Beginner

Introduction to Azure OpenAI Infrastructure

Understand the architecture, available models, and enterprise capabilities of Azure OpenAI Service — Microsoft's managed platform for deploying OpenAI foundation models.

What is Azure OpenAI Service?

Azure OpenAI Service provides enterprise-grade access to OpenAI's models (GPT-4, GPT-4o, DALL-E, Whisper) with Azure's security, compliance, and networking capabilities. Unlike using OpenAI directly, Azure OpenAI gives you data residency, private networking, and integration with Azure's identity and monitoring ecosystem.

Available Model Families

ModelCapabilitiesBest For
GPT-4o / GPT-4o miniText, vision, audioGeneral-purpose, multimodal applications
GPT-4Text generation, reasoningComplex reasoning, code generation
GPT-3.5 TurboFast text generationHigh-volume, cost-sensitive workloads
EmbeddingsText embeddingsSearch, RAG, classification
DALL-E 3Image generationCreative content, design
WhisperSpeech to textTranscription, voice interfaces
💡
Good to know: Azure OpenAI Service processes your data within the Azure region you deploy to.

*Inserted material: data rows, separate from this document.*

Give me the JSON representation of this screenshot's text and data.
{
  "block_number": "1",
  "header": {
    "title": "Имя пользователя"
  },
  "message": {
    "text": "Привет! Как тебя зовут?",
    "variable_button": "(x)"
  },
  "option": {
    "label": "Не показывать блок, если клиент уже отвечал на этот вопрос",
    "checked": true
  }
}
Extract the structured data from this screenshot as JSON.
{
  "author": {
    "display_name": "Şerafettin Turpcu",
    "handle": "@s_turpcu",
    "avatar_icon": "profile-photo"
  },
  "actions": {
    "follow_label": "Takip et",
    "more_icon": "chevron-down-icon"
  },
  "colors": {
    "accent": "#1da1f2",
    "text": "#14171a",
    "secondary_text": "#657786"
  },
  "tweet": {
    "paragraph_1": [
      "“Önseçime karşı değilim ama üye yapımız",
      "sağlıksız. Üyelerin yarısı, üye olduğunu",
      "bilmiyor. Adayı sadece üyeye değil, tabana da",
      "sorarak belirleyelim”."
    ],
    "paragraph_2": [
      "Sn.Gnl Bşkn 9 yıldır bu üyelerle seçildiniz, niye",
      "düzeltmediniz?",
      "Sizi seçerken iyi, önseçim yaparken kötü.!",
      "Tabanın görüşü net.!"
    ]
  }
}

Your prompts and completions are not sent to OpenAI, not used to train models, and are subject to Azure's enterprise compliance certifications.

Architecture Overview

💻

Resource & Deployments

An Azure OpenAI resource contains one or more model deployments, each with its own quota and configuration.

Quotas & Limits

Tokens-per-minute (TPM) and requests-per-minute (RPM) quotas are allocated per deployment per region.

🔒

Content Safety

Built-in content filtering for harmful content detection, with configurable severity thresholds.

🔄

API Compatibility

Compatible with the OpenAI Python SDK, making migration from OpenAI to Azure OpenAI straightforward.

Key takeaway: Azure OpenAI Service is the enterprise path to production LLM deployments. It provides the same OpenAI models with Azure's security, compliance, and networking features. The key infrastructure decisions you'll make are around deployment topology, quota management, pricing model (PTU vs PayGo), and network architecture.